とぅん

西部戦線異状なしのとぅんのネタバレレビュー・内容・結末

西部戦線異状なし(2022年製作の映画)
3.7

このレビューはネタバレを含みます

昔のオリジナル版は、強烈な戦争批判映画として名高いようだけど、未見のままリメイク版のこちらを鑑賞。

もっとも、向こうはハリウッドが作ってるのに対し、こちらはドイツが作ってるというのがミソで、どこぞの国が戦争を始めている現在での意義が大きいと感じた。

最初は意気揚々と戦地に行くのを志願した若者達が、いざ戦場に行ってから直面するまさに地獄としか言いようのない体験を描く。

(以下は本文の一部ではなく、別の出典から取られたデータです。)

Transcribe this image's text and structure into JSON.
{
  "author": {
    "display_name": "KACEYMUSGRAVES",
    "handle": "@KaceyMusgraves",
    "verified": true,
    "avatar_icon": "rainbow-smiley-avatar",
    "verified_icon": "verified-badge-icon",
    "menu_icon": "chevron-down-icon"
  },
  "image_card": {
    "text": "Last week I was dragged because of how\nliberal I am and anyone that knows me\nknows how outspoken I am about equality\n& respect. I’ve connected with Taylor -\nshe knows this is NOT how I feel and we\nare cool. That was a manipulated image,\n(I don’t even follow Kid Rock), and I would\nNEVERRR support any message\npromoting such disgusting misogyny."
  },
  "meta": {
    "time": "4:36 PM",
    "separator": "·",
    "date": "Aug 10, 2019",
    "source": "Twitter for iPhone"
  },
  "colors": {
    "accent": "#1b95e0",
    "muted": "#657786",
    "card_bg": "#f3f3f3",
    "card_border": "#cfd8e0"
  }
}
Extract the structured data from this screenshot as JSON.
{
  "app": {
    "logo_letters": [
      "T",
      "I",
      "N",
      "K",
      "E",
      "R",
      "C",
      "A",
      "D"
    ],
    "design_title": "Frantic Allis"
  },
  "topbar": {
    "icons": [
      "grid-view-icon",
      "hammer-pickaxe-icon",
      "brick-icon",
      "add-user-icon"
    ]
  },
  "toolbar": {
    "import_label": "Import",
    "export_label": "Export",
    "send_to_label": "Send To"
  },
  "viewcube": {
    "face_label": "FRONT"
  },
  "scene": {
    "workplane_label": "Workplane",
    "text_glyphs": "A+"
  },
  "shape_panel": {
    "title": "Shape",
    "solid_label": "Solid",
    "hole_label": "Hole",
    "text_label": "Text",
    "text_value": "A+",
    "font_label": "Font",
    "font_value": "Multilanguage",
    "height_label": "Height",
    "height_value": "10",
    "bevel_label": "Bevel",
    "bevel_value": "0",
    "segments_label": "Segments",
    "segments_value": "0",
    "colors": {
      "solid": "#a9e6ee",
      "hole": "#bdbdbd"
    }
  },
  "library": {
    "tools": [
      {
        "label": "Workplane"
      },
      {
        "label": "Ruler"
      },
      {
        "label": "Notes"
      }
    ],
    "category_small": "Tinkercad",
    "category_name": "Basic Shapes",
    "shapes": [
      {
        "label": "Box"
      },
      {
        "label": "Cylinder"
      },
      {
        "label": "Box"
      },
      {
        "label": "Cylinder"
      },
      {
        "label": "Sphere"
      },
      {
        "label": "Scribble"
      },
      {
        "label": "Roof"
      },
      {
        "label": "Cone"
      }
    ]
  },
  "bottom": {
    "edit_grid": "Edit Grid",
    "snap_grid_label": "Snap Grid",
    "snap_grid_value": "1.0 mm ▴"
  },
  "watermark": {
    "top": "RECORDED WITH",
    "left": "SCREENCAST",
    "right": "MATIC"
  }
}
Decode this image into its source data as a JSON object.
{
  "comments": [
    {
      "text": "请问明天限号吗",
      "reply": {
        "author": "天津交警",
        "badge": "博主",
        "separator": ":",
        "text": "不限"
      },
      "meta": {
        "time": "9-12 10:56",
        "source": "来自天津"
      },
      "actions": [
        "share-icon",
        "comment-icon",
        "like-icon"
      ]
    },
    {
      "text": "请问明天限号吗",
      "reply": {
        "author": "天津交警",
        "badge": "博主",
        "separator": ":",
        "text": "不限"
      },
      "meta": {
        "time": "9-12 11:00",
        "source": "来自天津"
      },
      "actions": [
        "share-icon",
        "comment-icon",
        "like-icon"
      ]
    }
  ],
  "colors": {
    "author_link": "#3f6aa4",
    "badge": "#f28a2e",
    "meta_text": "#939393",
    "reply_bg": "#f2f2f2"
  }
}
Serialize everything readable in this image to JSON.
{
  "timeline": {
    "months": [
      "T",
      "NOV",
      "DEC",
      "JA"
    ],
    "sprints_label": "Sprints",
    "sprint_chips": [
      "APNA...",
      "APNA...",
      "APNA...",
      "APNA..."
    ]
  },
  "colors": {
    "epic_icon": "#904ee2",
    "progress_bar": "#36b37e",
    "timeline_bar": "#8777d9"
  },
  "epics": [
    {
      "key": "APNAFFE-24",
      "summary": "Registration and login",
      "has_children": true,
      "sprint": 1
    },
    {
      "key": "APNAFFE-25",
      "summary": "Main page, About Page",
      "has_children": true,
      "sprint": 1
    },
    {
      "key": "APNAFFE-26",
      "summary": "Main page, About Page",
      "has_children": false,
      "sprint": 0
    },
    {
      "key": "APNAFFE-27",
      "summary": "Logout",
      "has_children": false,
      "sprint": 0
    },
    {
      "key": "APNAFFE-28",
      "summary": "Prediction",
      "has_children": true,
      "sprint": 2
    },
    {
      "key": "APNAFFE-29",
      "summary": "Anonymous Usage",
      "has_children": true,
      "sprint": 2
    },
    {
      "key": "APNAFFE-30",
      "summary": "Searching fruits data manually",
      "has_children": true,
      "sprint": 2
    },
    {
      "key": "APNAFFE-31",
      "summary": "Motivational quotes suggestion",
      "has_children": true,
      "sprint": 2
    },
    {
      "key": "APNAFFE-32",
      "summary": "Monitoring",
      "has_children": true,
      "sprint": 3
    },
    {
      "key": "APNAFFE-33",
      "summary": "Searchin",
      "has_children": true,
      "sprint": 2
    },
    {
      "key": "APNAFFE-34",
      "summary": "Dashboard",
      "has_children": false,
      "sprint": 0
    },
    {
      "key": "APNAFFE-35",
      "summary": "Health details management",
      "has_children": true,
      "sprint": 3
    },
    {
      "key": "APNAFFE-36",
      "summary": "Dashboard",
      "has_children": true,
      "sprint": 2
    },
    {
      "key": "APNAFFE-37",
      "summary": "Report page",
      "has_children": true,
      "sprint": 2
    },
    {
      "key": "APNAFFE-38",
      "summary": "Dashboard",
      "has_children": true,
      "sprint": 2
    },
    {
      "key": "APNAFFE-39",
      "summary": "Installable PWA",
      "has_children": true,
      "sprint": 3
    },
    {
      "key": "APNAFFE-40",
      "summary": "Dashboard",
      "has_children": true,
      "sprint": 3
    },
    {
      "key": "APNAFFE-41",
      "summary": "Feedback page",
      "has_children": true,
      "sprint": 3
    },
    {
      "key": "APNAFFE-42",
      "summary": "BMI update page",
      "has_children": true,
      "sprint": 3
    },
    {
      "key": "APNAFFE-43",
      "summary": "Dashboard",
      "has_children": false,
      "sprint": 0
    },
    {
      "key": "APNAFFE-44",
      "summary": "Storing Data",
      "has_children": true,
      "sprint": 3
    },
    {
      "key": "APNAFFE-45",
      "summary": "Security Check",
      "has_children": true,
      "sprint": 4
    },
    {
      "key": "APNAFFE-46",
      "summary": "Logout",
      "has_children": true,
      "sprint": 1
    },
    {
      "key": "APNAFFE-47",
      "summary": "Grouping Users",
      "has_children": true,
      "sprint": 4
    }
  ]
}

笑い合っていた仲間が目の前で死んでいったり、命を奪った敵兵の胸元から家族写真が出てきたり、そういう描写の一つ一つが、ドラマティックに演出されることなく、冷徹な視線で描かれていて秀逸だなと。
あと、音楽がほとんどないのも上手く機能していると感じた。

政治的な交渉の場面なんかも挟んでいて、戦場のキツさ一辺倒ではないのが個人的には救いだったかな。

終盤の終戦日時が決まった中で、最後まで敵兵を殺せと命じられて主人公が戦場に逆戻りさせられる展開は、一気にこっちの体力も奪ってきてめちゃくちゃ辛かった。
そこからの主人公の死に方もあっけないのもまた厳しい。